Creates a plot identifying the most salient words from a reference text compared to other texts in a corpus.

Usage

plotKeyness(corpus,
            group.var=NULL,
            ref.cat,
            p.value=0.01,
            type="chi2",
            palette=c("red3","goldenrod1","dodgerblue3"),
            remove.punct=TRUE,
            remove.number=TRUE,
            remove.stopwords=TRUE,
            use.stem=FALSE,
            use.bigrams=FALSE,
            label.dots=TRUE,
            gray.area=0,
            exclude.zeros=FALSE,
            lang="es",
            title="Chi-Square vs. Log Frequency",
            title.text.size=14,
            interactive=TRUE,
            return.data=FALSE)

Arguments

corpus: A quanteda corpus object with the texts to analyze.
group.var: A character vector with the name of the grouping variable in the corpus (in the case that the corpus is not already grouped).
ref.cat: A character string with the name of the reference category (one of the values of the grouping variable).
p.value: A numeric value with the significance level for the chi-square test. The default is 0.01 (99% confidence).
type: A character string with the type of test to use. Options are "chi2" for the chi-square test, "lr" for likelyhood ratio, and "log" for the log-odds ratio of the chi2 results. The default is "chi2"
palette: A character vector with the colors to use in the plot. The first color is for the reference category, the second for the other categories, and the third for the gray area. The default colors are "red3","goldenrod1", and "dodgerblue3".
remove.punct: A logical value indicating if punctuation marks should be removed from the texts. The default is TRUE.
remove.number: A logical value indicating if numbers should be removed from the texts. The default is TRUE.
remove.stopwords: A logical value indicating if stopwords should be removed from the texts. The default is TRUE.
use.stem: A logical value indicating if the texts should be stemmed. The default is FALSE.
use.bigrams: A logical value indicating if bigrams should be used in the analysis. The default is FALSE.
label.dots: A logical value indicating if the words should be labeled in the plot. The default is TRUE.
gray.area: A numeric value indicating the value for establishing the bandwidth of the gray area in the plot. The default is 0 (no gray area).
exclude.zeros: A logical value indicating if words with zero frequency in the reference category should be excluded from the analysis. The default is FALSE.
lang: A character string with the language of the texts. The default is "es" (Spanish).
title: A character string with the title of the plot. The default is "Chi-Square vs. Log Frequency".
title.text.size: A numeric value with the size of the title text. The default is 14.
interactive: A logical value indicating if the plot should be interactive. The default is TRUE.
return.data: A logical value indicating if the data used to create the plot should be returned. The default is FALSE.

Details

The function employs the function textstat.keyness from the quanteda packages to calculate the salience of the words from a reference text compared to others and plot it against the log frequency of the term in the corpus scaled as a 0-1 interval. Therefore, the more distant from zero in both axes, the more salient the term is in the reference text. Terms above zero are particularly employed in the reference text while those below zero are absent in a greater degree when their prevalence is compared to other texts in the corpus.

Value

A ggplot2 compatible scatter plot representing the scaled log frequency of a term in X-axis and the selected statistics in the Y-axis or a data.frame object containing the statistics.

Examples

if (FALSE) {

# Selects the session no. 124 of the Spanish parliament
# discussing the law againgst sexual violence.
spa <- spa.sessions[spa.sessions$session.number==124,]

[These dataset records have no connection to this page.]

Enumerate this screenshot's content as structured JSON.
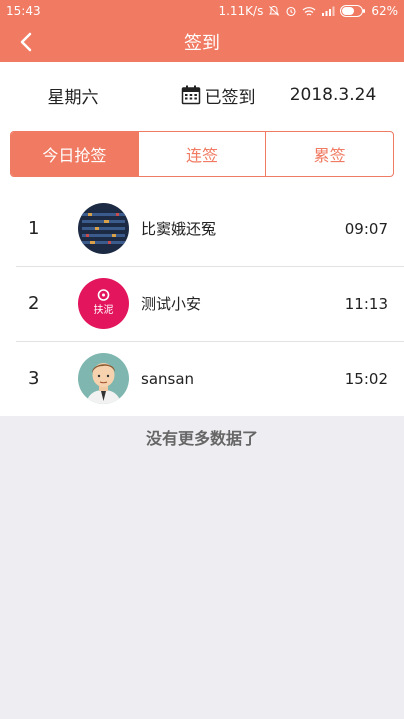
{
  "status_bar": {
    "time": "15:43",
    "net_speed": "1.11K/s",
    "battery": "62%"
  },
  "nav": {
    "title": "签到"
  },
  "info": {
    "weekday": "星期六",
    "signed_label": "已签到",
    "date": "2018.3.24"
  },
  "tabs": [
    {
      "label": "今日抢签",
      "active": true
    },
    {
      "label": "连签",
      "active": false
    },
    {
      "label": "累签",
      "active": false
    }
  ],
  "list": [
    {
      "rank": "1",
      "name": "比窦娥还冤",
      "time": "09:07"
    },
    {
      "rank": "2",
      "name": "测试小安",
      "time": "11:13",
      "avatar_text": "扶泥"
    },
    {
      "rank": "3",
      "name": "sansan",
      "time": "15:02"
    }
  ],
  "footer": {
    "no_more": "没有更多数据了"
  },
  "colors": {
    "accent": "#f07a62",
    "background": "#eeedf2"
  }
}
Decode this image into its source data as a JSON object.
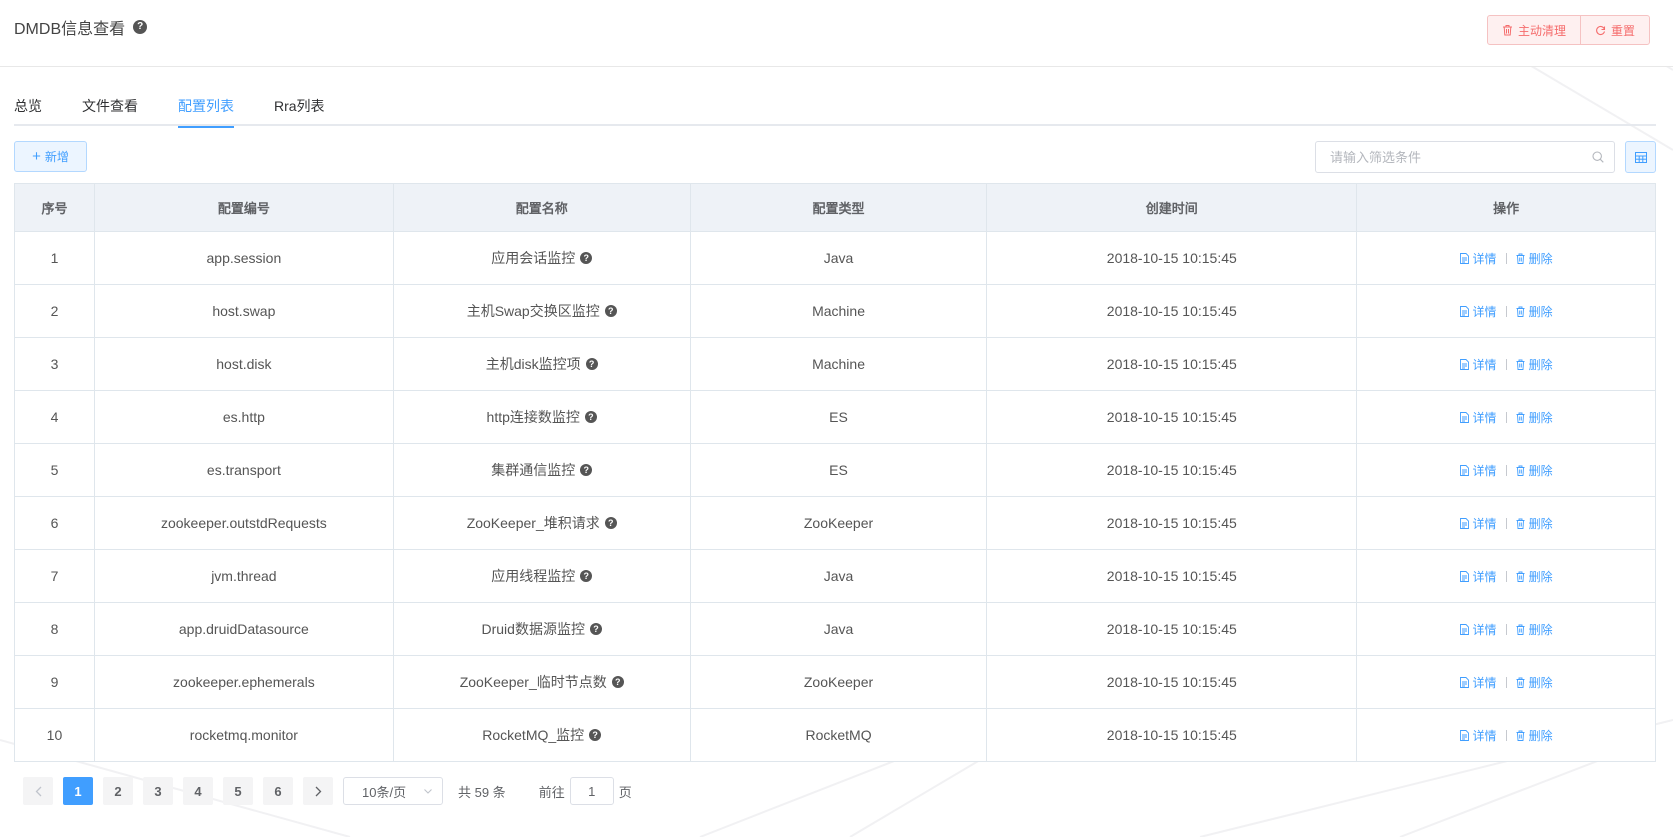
{
  "header": {
    "title": "DMDB信息查看",
    "clear_label": "主动清理",
    "reset_label": "重置"
  },
  "tabs": [
    {
      "label": "总览"
    },
    {
      "label": "文件查看"
    },
    {
      "label": "配置列表",
      "active": true
    },
    {
      "label": "Rra列表"
    }
  ],
  "toolbar": {
    "add_label": "新增",
    "search_placeholder": "请输入筛选条件"
  },
  "table": {
    "headers": [
      "序号",
      "配置编号",
      "配置名称",
      "配置类型",
      "创建时间",
      "操作"
    ],
    "rows": [
      {
        "idx": "1",
        "code": "app.session",
        "name": "应用会话监控",
        "type": "Java",
        "created": "2018-10-15 10:15:45"
      },
      {
        "idx": "2",
        "code": "host.swap",
        "name": "主机Swap交换区监控",
        "type": "Machine",
        "created": "2018-10-15 10:15:45"
      },
      {
        "idx": "3",
        "code": "host.disk",
        "name": "主机disk监控项",
        "type": "Machine",
        "created": "2018-10-15 10:15:45"
      },
      {
        "idx": "4",
        "code": "es.http",
        "name": "http连接数监控",
        "type": "ES",
        "created": "2018-10-15 10:15:45"
      },
      {
        "idx": "5",
        "code": "es.transport",
        "name": "集群通信监控",
        "type": "ES",
        "created": "2018-10-15 10:15:45"
      },
      {
        "idx": "6",
        "code": "zookeeper.outstdRequests",
        "name": "ZooKeeper_堆积请求",
        "type": "ZooKeeper",
        "created": "2018-10-15 10:15:45"
      },
      {
        "idx": "7",
        "code": "jvm.thread",
        "name": "应用线程监控",
        "type": "Java",
        "created": "2018-10-15 10:15:45"
      },
      {
        "idx": "8",
        "code": "app.druidDatasource",
        "name": "Druid数据源监控",
        "type": "Java",
        "created": "2018-10-15 10:15:45"
      },
      {
        "idx": "9",
        "code": "zookeeper.ephemerals",
        "name": "ZooKeeper_临时节点数",
        "type": "ZooKeeper",
        "created": "2018-10-15 10:15:45"
      },
      {
        "idx": "10",
        "code": "rocketmq.monitor",
        "name": "RocketMQ_监控",
        "type": "RocketMQ",
        "created": "2018-10-15 10:15:45"
      }
    ],
    "detail_label": "详情",
    "delete_label": "删除"
  },
  "pagination": {
    "pages": [
      "1",
      "2",
      "3",
      "4",
      "5",
      "6"
    ],
    "current": "1",
    "page_size": "10条/页",
    "total": "共 59 条",
    "goto_prefix": "前往",
    "goto_value": "1",
    "goto_suffix": "页"
  },
  "colors": {
    "accent": "#409eff",
    "danger": "#f56c6c"
  }
}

# Aggregate Spanish parliamentary speeches
# by party
re <- aggregate(list(text=spa$speech.text), 
                by=list(rep.party=spa$rep.party),
                FUN=paste, 
                collapse="\n")

# Create a corpus object with the speeches
cp <- corpus(re)

# Group the corpus by party
ci <- corpus_group(cp, groups = rep.party)

# Plot the keyness (log-odds ratio) of the words 
# in the speeches
plotKeyness(corpus = ci,
            type = "log", 
            ref.cat = "Podemos", 
            title = "")

}